Может, потому, что я не воевал по-настоящему. Не убивал. И не видел, как шитти убивают людей.

Если бы я участвовал хоть в одном бою, всё это показалось бы мне полной ерундой.

Я заснул с мыслью, что мне просто не повезло.

А на следующий день пришёл модуль с Океана-3. Он привёз образцы захваченной техники шитти и пленных.

Пленных было двадцать, и большей частью среди них оказались именно те монстры, о которых я думал, когда летел сюда. Самый маленький из шитти был, по-моему, не ниже шести футов пяти дюймов роста, мускулы — как у горилл, а от клыков, выкрашенных в ярко-алый цвет, брала оторопь. Дикари-людоеды же! Эти красные клыки… ведь у шитти синяя кровь! На некоторых были бинты, сквозь которые проступало синее, как чернила с водой. Я сразу подумал, что шитти хотели изобразить, как именно людей вспарывали этими клыками — ну понятно же любому дураку!

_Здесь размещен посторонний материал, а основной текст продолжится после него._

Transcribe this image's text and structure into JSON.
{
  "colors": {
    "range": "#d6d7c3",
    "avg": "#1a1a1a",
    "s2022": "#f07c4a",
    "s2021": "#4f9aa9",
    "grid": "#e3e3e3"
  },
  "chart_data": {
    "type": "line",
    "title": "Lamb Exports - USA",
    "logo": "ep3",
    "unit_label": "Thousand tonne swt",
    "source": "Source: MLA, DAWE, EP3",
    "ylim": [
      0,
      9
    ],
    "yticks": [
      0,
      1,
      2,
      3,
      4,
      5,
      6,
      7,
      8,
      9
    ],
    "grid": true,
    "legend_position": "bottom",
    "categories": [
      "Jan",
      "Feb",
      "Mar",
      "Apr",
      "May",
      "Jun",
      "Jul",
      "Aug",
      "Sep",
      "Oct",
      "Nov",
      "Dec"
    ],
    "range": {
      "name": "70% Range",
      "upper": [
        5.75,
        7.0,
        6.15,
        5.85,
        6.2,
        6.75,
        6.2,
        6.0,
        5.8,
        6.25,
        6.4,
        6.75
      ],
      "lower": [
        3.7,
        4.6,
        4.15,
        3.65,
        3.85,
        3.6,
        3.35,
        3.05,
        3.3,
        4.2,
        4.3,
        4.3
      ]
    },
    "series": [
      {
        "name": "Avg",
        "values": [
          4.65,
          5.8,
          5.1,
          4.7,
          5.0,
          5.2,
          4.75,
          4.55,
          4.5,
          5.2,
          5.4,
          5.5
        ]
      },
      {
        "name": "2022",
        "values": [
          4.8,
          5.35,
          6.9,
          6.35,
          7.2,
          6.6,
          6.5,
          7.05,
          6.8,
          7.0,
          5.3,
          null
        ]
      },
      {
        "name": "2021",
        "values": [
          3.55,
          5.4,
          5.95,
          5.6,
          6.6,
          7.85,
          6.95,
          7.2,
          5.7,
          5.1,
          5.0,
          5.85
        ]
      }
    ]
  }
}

Среди пленных было только две женщины. Одна — кажется, молодая, довольно высокая, но рядом с парнями своей расы всё равно выглядела миниатюрной, в форме их пилота. Вторая — старуха.

Я даже не знал, что у шитти такие бывают. Маленькая, синеватая, какая-то увядшая: кожа совсем тонкая и словно подёрнутая паутиной. Вокруг глаз — чёрные пятна, а глаза запали. И волосы — не такая грива, как обычно у их женщин, а довольно-таки тощий крысиный хвост. Хромала и немного горбилась.

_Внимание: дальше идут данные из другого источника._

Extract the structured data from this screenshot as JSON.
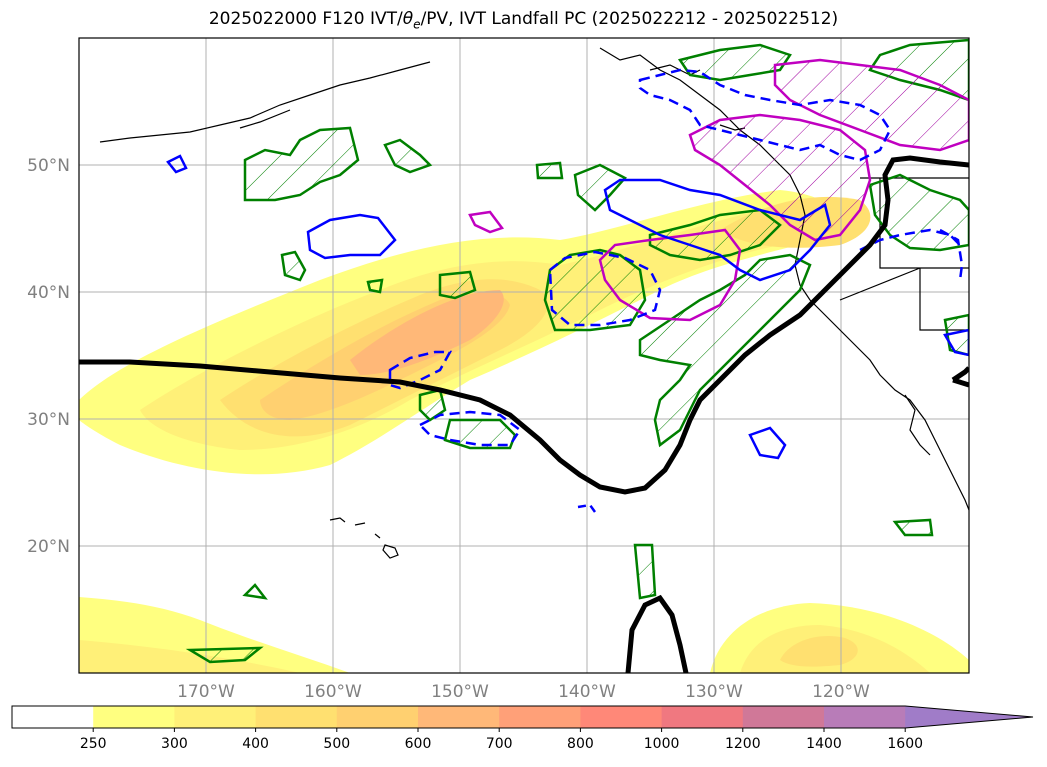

Но именно она командовала всеми. И я уверен: всё вышло почти без эксцессов благодаря ей. Они прошли по коридору силового поля молча, только зыркали вокруг, как пойманные дикие звери — и никто не дёрнулся: тому, кто рыкнул на Хопкинса с автоматом, она сказала, будто тихо кашлянула: «Кхыр!»

И всех их пропустила вперёд.

Сержант Хорт замахнулся на неё прикладом:

— Шевелись, ведьма! — и тут она сказала по-английски, чётко:

— Будешь съеден и переварен смертью, человек. Раньше, чем думаешь.

И вошла. Её тут же обступили и обняли девочки, а её парни встали по периметру. Шитти, про которых Док сказал, что они дети, ласкались к бойцам, как к собственным родителям, но бойцы-то были им чужие, потому выглядело странновато… к тому же сразу видно, что парни-шитти следили за нами.

Они переговаривались друг с другом, очень тихо — тут я тоже пожалел, что нам не выдали дешифраторов. Но больше меня занимала та старуха-шитти, ведьма. Как она чисто говорила по-английски — и как отбрила Хорта… так сказала, что даже меня взяла оторопь.

Старые тётки у отсталых народов бывают такие… вроде цыганок. С суперспособностями — по крайней мере, я так тогда думал. Она выглядела очень опасной. Парни-шитти общались с ней, как с собственной мамашей, и мне, почему-то, было очень не по себе от этих их тихих переговоров.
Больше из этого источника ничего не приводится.